Dare to Live
I've been thinking a lot lately about how Jenny & I spend our time together, how we support our family and what we do for work. About how it all fits together and ties in with the values we want to embody. We've been striving to create a life that allows us as much time to take our kids on adventures as possible. We want to see the world together. And we want to make sure the things we choose to pursue make the world a better place in some way, whether it's telling stories with our cameras or blogging about intentional parenting or making encouragement cards for folks to tell others they love them.
These last few years have been HARD for us. Some of our businesses haven't worked out like we'd planned. And Life has thrown us a few curve balls, with 2 of our 3 kids being diagnosed with Cystic Fibrosis within the past 5 months. Life hasn't been the kindest to the Solars. It's been hard on our marriage. Hard on our stress levels. Hard on our bank account. Hard on our patience levels around the house. It's been hard on me dealing with the fact that right now we were supposed to be in Ireland, and we're in Kansas City. We had to postpone our 5 month family trip to Europe due to the kids' illnesses, and it's been tough. Life is hard and messy, but there's beauty and joy to be found amongst all the chaos.
Right now, in this moment, I'm happier than I've ever been. We've moved through the messiness and found grace + love. Jenny + I are closer than ever. Our marriage is healthier and stronger than ever (and we've been together for over 18 years now!). Life is settling down a bit and dealing with the kids CF treatments has forced us to slow down and enjoy our time together a lot more. Max is healthier than we've seen him in two years and he has that youthful exuberance back again. He's put on 20 pounds and is laughing again. More importantly, he's healthy enough to pester his mom and sisters. Our house is filled with so much joy for the first time in a long time. Nightly tickle fights and wrestling matches and our weekends are filled with Fun Fests (Fun Fest = make a list of all the fun things you can do in a day and then do them).

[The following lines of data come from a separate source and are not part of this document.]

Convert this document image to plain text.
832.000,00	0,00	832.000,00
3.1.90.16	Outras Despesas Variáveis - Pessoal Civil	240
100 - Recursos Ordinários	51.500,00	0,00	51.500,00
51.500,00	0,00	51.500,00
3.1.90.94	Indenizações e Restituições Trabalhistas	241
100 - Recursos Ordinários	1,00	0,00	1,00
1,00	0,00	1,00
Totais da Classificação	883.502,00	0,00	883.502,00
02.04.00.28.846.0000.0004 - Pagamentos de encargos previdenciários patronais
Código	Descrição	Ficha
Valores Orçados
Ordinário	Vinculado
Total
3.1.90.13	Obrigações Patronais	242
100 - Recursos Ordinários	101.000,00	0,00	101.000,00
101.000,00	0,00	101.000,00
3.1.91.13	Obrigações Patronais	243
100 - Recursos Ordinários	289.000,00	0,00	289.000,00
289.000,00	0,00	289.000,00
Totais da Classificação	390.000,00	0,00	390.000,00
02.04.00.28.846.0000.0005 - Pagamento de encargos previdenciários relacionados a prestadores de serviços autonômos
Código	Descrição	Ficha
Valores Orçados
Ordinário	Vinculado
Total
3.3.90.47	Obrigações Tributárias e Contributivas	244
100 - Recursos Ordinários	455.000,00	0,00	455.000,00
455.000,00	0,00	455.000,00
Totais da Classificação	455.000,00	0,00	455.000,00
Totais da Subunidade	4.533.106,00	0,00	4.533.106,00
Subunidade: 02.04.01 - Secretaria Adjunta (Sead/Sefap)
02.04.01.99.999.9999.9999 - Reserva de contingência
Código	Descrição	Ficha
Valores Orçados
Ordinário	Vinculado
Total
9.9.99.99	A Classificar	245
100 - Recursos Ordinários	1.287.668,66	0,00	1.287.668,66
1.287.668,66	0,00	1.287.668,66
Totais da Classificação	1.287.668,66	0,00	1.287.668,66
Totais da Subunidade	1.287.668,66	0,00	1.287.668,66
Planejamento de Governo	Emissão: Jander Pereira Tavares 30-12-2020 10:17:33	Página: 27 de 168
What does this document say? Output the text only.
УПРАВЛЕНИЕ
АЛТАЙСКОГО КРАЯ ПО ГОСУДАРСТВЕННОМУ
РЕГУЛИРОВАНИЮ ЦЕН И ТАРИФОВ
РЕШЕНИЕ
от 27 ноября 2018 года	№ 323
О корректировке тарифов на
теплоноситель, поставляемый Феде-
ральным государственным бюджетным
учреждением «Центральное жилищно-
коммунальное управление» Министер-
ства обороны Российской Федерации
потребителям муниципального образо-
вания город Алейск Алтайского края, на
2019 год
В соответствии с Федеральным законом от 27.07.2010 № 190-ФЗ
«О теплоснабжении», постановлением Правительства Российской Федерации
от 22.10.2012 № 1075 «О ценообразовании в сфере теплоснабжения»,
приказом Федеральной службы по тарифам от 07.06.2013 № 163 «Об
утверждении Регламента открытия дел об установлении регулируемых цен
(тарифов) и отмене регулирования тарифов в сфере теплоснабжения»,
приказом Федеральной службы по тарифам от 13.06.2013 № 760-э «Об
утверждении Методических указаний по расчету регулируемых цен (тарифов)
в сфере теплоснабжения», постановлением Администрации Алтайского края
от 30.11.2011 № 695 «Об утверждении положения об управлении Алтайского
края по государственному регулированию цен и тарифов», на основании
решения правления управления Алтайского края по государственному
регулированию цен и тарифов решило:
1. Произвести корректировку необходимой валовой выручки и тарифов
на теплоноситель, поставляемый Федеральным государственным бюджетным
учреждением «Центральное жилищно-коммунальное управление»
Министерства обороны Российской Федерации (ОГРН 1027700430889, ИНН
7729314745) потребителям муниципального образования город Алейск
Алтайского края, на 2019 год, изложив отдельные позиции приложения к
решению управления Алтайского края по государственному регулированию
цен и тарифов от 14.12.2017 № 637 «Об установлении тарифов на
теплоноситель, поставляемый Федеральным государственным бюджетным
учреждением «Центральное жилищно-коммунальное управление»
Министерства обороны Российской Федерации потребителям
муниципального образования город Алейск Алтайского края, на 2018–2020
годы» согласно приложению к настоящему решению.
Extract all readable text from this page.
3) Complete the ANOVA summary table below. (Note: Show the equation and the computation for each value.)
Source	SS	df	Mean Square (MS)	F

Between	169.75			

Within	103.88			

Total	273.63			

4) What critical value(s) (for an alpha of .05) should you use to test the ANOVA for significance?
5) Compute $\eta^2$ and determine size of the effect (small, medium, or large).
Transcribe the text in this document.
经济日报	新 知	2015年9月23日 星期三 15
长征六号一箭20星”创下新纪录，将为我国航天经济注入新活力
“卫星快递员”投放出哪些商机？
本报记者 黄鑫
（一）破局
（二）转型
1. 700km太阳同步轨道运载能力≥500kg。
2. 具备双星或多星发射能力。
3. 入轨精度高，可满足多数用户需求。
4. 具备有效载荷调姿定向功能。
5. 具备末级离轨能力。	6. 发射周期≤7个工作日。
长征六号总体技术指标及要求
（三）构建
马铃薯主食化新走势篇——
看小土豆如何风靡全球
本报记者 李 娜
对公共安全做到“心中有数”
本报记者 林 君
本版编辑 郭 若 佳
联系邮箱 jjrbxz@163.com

And for the first time, in a long time, the path I've been on is lighting me up. My time is filled with projects that make me happy. And that was missing for a long time. Amongst all the chaos, I've found happiness and contentment. I've chosen to move through my frustrations and anger at what was going on in my life and I've got to a place of acceptance and love. I want to live from that place for the rest of my days. Surrendering to whatever comes my way and responding with LOVE.
Friends, the point of this post is this...you never know what life is going to throw your way. Oftentimes what shows up in life is not what you want or ever want to deal with, but that's not how life works. I know you all have dreams for yourselves. You all have an idea of how you want to spend your time. I'm urging you to start right now and take tiny steps towards those dreams. Just wake up every day, start with some gratitude and love and live the rest of the day from that mental space.
I'm living proof that if you never ever give up, and put LOVE at the forefront of your life, that you'll get to where you want to be. It hasn't been easy, and I have a long way to go. But if life was always easy, would you ever be able to fully appreciate the journey? The struggles have made me stronger, a better husband, a better father, and a better human.
I know you're going through something... we all have that something. But I want you to never give up. Ever. You deserve to live the life of your dreams. We all do. And it's not an easy path to get there. Just keep going and let a wide open love guide you, you'll always be on the path to the life you envision. You can find happiness amidst life's ups and downs. Don't let life keep you from living.